Una contro-narrazione nata su alcuni gruppi Facebook già all’epoca dei fatti, poi alimentata dai familiari di Manuel Piredda e raccolta dalla procura di Cagliari che nel 2017 ha puntato il dito contro Pitzalis indagandola per tre anni per l’omicidio dell’ex marito.
Sullo status di “vittima imperfetta”, però, Lucarelli e Pitzalis ci scherzano su. Selvaggia la descrive come una «molto dark, con piercing, amante della musica metal, poco incline al vittimismo». E La risposta di Valentina è immediata: «Ho solo un appunto, io amo il punk».
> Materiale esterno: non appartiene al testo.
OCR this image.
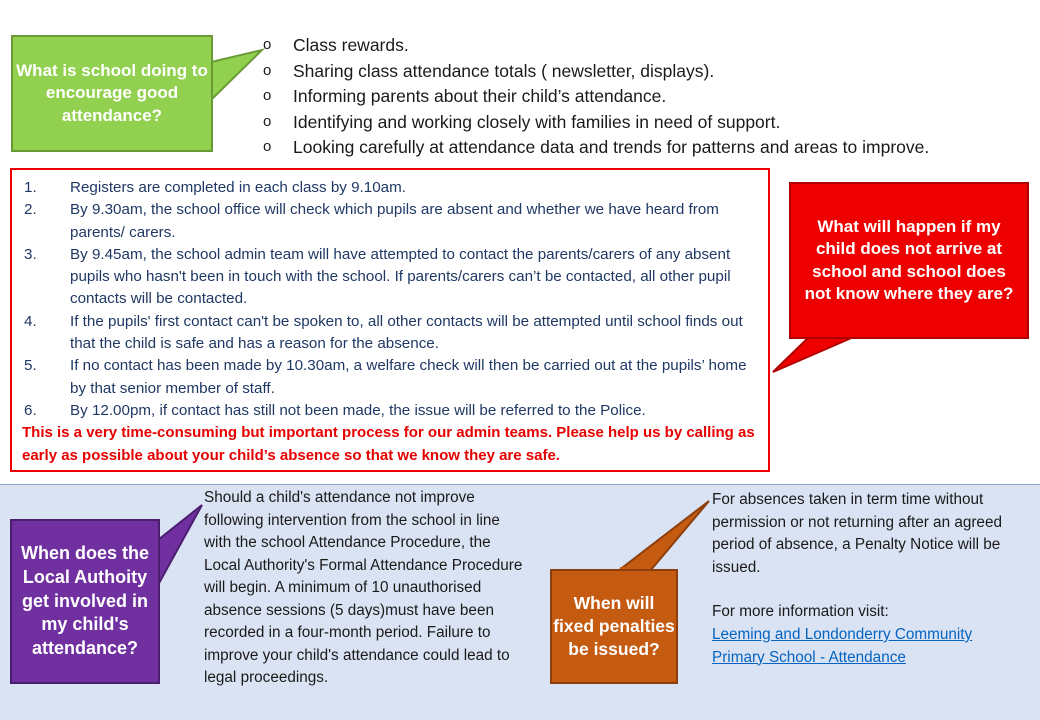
What is school doing to encourage good attendance?
o Class rewards.
o Sharing class attendance totals ( newsletter, displays).
o Informing parents about their child’s attendance.
o Identifying and working closely with families in need of support.
o Looking carefully at attendance data and trends for patterns and areas to improve.
1.	Registers are completed in each class by 9.10am.
2.	By 9.30am, the school office will check which pupils are absent and whether we have heard from parents/ carers.
3.	By 9.45am, the school admin team will have attempted to contact the parents/carers of any absent pupils who hasn't been in touch with the school. If parents/carers can’t be contacted, all other pupil contacts will be contacted.
4.	If the pupils' first contact can't be spoken to, all other contacts will be attempted until school finds out that the child is safe and has a reason for the absence.
5.	If no contact has been made by 10.30am, a welfare check will then be carried out at the pupils’ home by that senior member of staff.
6.	By 12.00pm, if contact has still not been made, the issue will be referred to the Police.
This is a very time-consuming but important process for our admin teams. Please help us by calling as early as possible about your child’s absence so that we know they are safe.
What will happen if my child does not arrive at school and school does not know where they are?
When does the Local Authoity get involved in my child's attendance?
Should a child's attendance not improve following intervention from the school in line with the school Attendance Procedure, the Local Authority's Formal Attendance Procedure will begin. A minimum of 10 unauthorised absence sessions (5 days)must have been recorded in a four-month period. Failure to improve your child's attendance could lead to legal proceedings.
When will fixed penalties be issued?
For absences taken in term time without permission or not returning after an agreed period of absence, a Penalty Notice will be issued.
For more information visit:
Leeming and Londonderry Community Primary School - Attendance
Il commento dell’ex senatore D’anna
Il 21 dicembre, dopo un intervento di Valentina Pitzalis al Teatro degli Arcimboldi di Milano di fronte a 2.300 studenti, alla narrazione in rete del caso Pitzalis si è aggiunto un nuovo, spiacevole, tassello. Un commento lasciato dall’ex senatore e presidente della Federazione Nazionale degli Ordini dei Biologi (Fnob), Vincenzo D’Anna, sotto a un post social del Corriere. La frase incriminata, che ha animato e scioccato il popolo online, recitava: «Perché c’è a chi piace cruda ed a chi cotta la moglie».
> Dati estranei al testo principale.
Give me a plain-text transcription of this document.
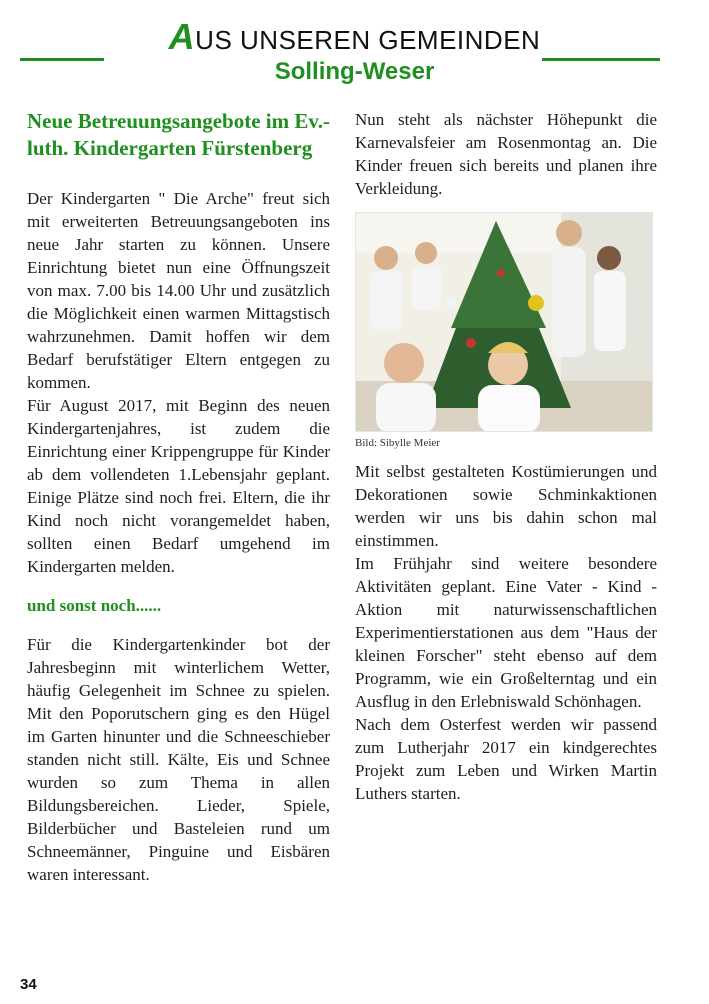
AUS UNSEREN GEMEINDEN
Solling-Weser
Neue Betreuungsangebote im Ev.-luth. Kindergarten Fürstenberg

Der Kindergarten " Die Arche" freut sich mit erweiterten Betreuungsangeboten ins neue Jahr starten zu können. Unsere Einrichtung bietet nun eine Öffnungszeit von max. 7.00 bis 14.00 Uhr und zusätzlich die Möglichkeit einen warmen Mittagstisch wahrzunehmen. Damit hoffen wir dem Bedarf berufstätiger Eltern entgegen zu kommen.

Für August 2017, mit Beginn des neuen Kindergartenjahres, ist zudem die Einrichtung einer Krippengruppe für Kinder ab dem vollendeten 1.Lebensjahr geplant. Einige Plätze sind noch frei. Eltern, die ihr Kind noch nicht vorangemeldet haben, sollten einen Bedarf umgehend im Kindergarten melden.

und sonst noch......

Für die Kindergartenkinder bot der Jahresbeginn mit winterlichem Wetter, häufig Gelegenheit im Schnee zu spielen. Mit den Poporutschern ging es den Hügel im Garten hinunter und die Schneeschieber standen nicht still. Kälte, Eis und Schnee wurden so zum Thema in allen Bildungsbereichen. Lieder, Spiele, Bilderbücher und Basteleien rund um Schneemänner, Pinguine und Eisbären waren interessant.

Nun steht als nächster Höhepunkt die Karnevalsfeier am Rosenmontag an. Die Kinder freuen sich bereits und planen ihre Verkleidung.

Bild: Sibylle Meier

Mit selbst gestalteten Kostümierungen und Dekorationen sowie Schminkaktionen werden wir uns bis dahin schon mal einstimmen.

Im Frühjahr sind weitere besondere Aktivitäten geplant. Eine Vater - Kind - Aktion mit naturwissenschaftlichen Experimentierstationen aus dem "Haus der kleinen Forscher" steht ebenso auf dem Programm, wie ein Großelterntag und ein Ausflug in den Erlebniswald Schönhagen.

Nach dem Osterfest werden wir passend zum Lutherjahr 2017 ein kindgerechtes Projekt zum Leben und Wirken Martin Luthers starten.

34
D’Anna ha difeso la sua affermazione definendola una “battuta sarcastica” e una “risposta parossistica” alla domanda che Pitzalis aveva rivolto al suo aggressore, quel “Perché?” disperato chiesto a Piredda nel 2011. Nonostante il grande clamore e lo sdegno universale, il Comitato Centrale della Fnob ha espresso “solidarietà” a D’Anna, parlando di una “campagna di delegittimazione” e sostenendo che la battuta fosse stata “interpretata erroneamente”.